Im Brandversicherungskataster von 1855 wurde Johann David Beier als Haus- und Schneidemühlenbesitzer erwähnt, dazu wurden versichert: das Wohngebäude mit Zuchtviehstall, das Wassergebäude, das Schneidemühlengebäude, das Schneidemühlenwohngebäude, sowie das gehende und treibende Zeug der Schneidemühle im Schneidemühlengebäude.

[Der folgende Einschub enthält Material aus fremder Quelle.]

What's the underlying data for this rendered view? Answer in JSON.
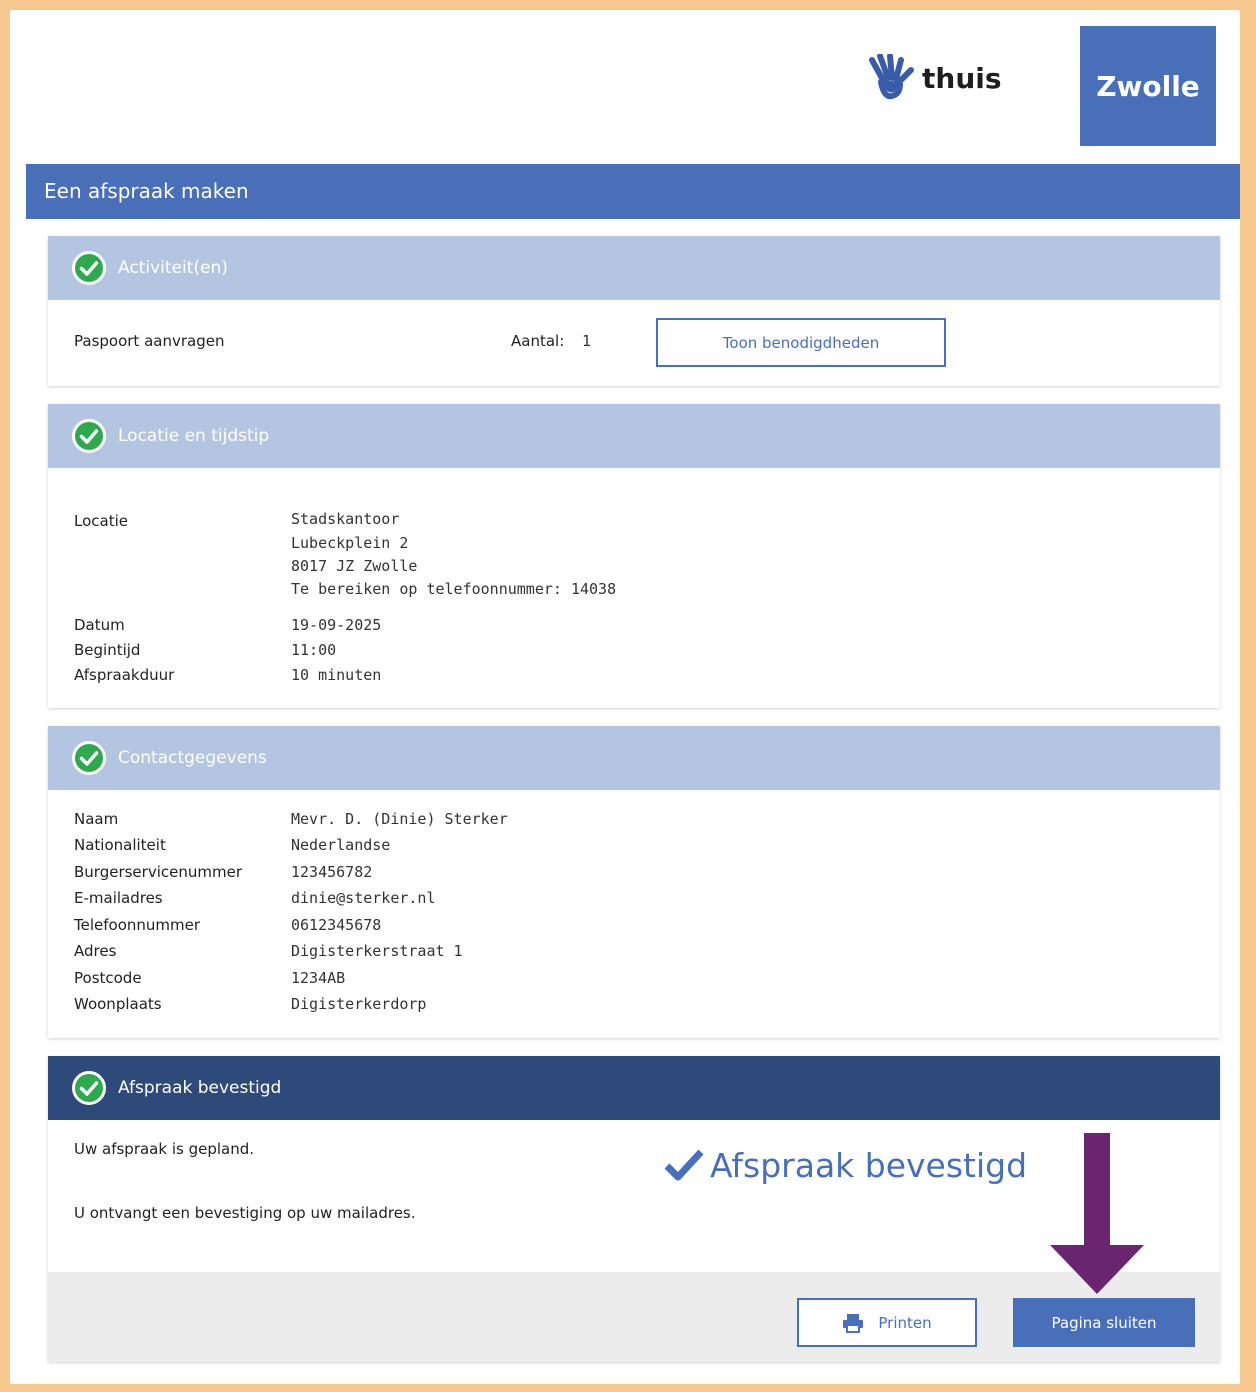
{
  "brand": {
    "logo_text": "thuis",
    "city": "Zwolle"
  },
  "page_title": "Een afspraak maken",
  "activities": {
    "header": "Activiteit(en)",
    "item_name": "Paspoort aanvragen",
    "count_label": "Aantal:",
    "count_value": "1",
    "show_button": "Toon benodigdheden"
  },
  "location": {
    "header": "Locatie en tijdstip",
    "location_label": "Locatie",
    "location_lines": [
      "Stadskantoor",
      "Lubeckplein 2",
      "8017 JZ Zwolle",
      "Te bereiken op telefoonnummer: 14038"
    ],
    "date_label": "Datum",
    "date_value": "19-09-2025",
    "start_label": "Begintijd",
    "start_value": "11:00",
    "duration_label": "Afspraakduur",
    "duration_value": "10 minuten"
  },
  "contact": {
    "header": "Contactgegevens",
    "rows": [
      {
        "label": "Naam",
        "value": "Mevr. D. (Dinie) Sterker"
      },
      {
        "label": "Nationaliteit",
        "value": "Nederlandse"
      },
      {
        "label": "Burgerservicenummer",
        "value": "123456782"
      },
      {
        "label": "E-mailadres",
        "value": "dinie@sterker.nl"
      },
      {
        "label": "Telefoonnummer",
        "value": "0612345678"
      },
      {
        "label": "Adres",
        "value": "Digisterkerstraat 1"
      },
      {
        "label": "Postcode",
        "value": "1234AB"
      },
      {
        "label": "Woonplaats",
        "value": "Digisterkerdorp"
      }
    ]
  },
  "confirmation": {
    "header": "Afspraak bevestigd",
    "line1": "Uw afspraak is gepland.",
    "line2": "U ontvangt een bevestiging op uw mailadres.",
    "big_text": "Afspraak bevestigd",
    "print_button": "Printen",
    "close_button": "Pagina sluiten"
  },
  "colors": {
    "primary": "#486fb7",
    "section_header": "#b4c5e2",
    "confirm_header": "#2e4a7b",
    "check_green": "#2fa84f",
    "arrow": "#6a2570",
    "frame": "#f6c88f"
  },
  "icons": [
    "hand-logo-icon",
    "check-circle-icon",
    "checkmark-icon",
    "printer-icon",
    "down-arrow-icon"
  ]
}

Im Einwohnerverzeichnis von 1884 wurde der 43-jährige Wilhelm Moritz Oehme als Besitzer aufgeführt. 1888 verkaufte er die Schneidemühle an Siegel & Haase (gegründet 1881). Am 18.03.1918 brannte das Wohnhaus, welches inzwischen ebenfalls von Siegel & Haase gekauft worden war und als Kutscherwohnhaus mit Pferdestall diente. Die Pferdekutschen befanden sich in der „Remise“ mit der Ortslistennummer 15 (Fabrikweg 3) und dienten dem Transport der Waren. Der Bauantrag vom Februar 1919 beinhaltete den Aufbau des niedergebrannten Kutscherwohnhauses sowie den Anbau eines neuen Pferdestalles. Für das geplante Gebäude sollten die gut erhaltenen Umfassungsmauern des Erdgeschosses Verwendung finden. Die Ausführung sollte im Schweizerstil erfolgen. Laut Bauantrag bat man um eine möglichst baldige Genehmigung, um „einer Anzahl gerade beschäftigungslosen Leuten, aufgrund von Kohlemangel, Arbeit zu geben“. Nach einer Korrektur der Bauzeichnung erfolgte der Bau des Gebäudes, wie es heute zu sehen ist.

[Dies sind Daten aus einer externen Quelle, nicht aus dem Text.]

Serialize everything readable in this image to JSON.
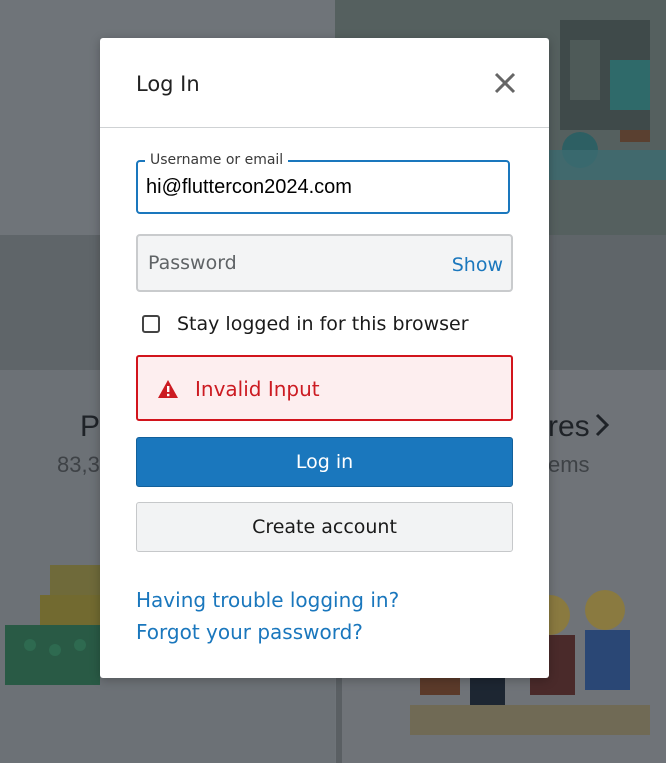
{
  "background": {
    "left_card": {
      "heading": "P",
      "count": "83,3"
    },
    "right_card": {
      "heading": "res",
      "count": "ems"
    }
  },
  "modal": {
    "title": "Log In",
    "close_icon": "close-icon",
    "username": {
      "legend": "Username or email",
      "value": "hi@fluttercon2024.com"
    },
    "password": {
      "placeholder": "Password",
      "show_label": "Show"
    },
    "stay_logged_in": {
      "label": "Stay logged in for this browser",
      "checked": false
    },
    "error": {
      "icon": "warning-icon",
      "message": "Invalid Input"
    },
    "login_button": "Log in",
    "create_account_button": "Create account",
    "links": {
      "trouble": "Having trouble logging in?",
      "forgot": "Forgot your password?"
    }
  },
  "colors": {
    "accent": "#1a77bd",
    "error": "#d2141c",
    "error_bg": "#fdeeef",
    "overlay": "#6e7378"
  }
}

Es entstand ein großes Fabrikgelände mit Fabrikhof, welches durch ein Tor oberhalb der Remise und einen Schlagbaum an der sogenannten Wache, dem Pförtnerhaus am Fabrikkopfbau, eingegrenzt war. Eine Durchfahrtsstraße, wie sie ursprünglich war und heute wieder ist, gab es zu Zeiten der Papierfabrik nicht.
Weitere Informationen über Siegel & Haase erfahren Sie auf den anderen Tafeln hier im ehemaligen Fabrikgelände.

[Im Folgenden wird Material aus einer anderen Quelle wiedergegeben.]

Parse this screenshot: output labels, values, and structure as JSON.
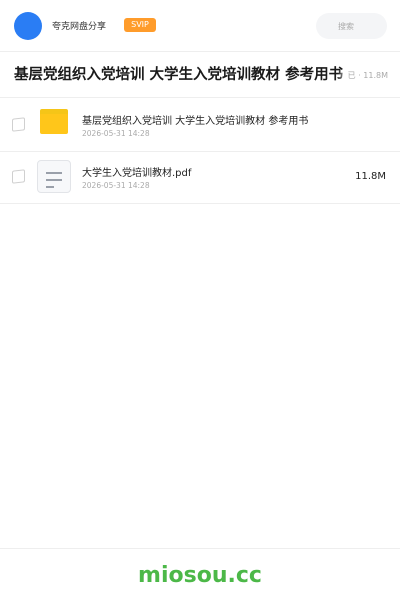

1962, 1983 und 1986 gab es Baugenehmigungen zum Garagenbau auf dem Grundstück der Papierfabriken Grünhainichen. Von Herbst 1989 bis ca. 1992 befand sich im Erdgeschoss rechts eine HO-Verkaufszweigstelle der Papierfabrik in einer umgebauten Wohnung. Sam und Denise Schwedler erwarben es 2002 von der Treuhand. Sie fanden im Garten 2 Kanäle sowie 2 gemauerte Becken, die einst für die Wasserversorgung der Schneidmühle genutzt wurden.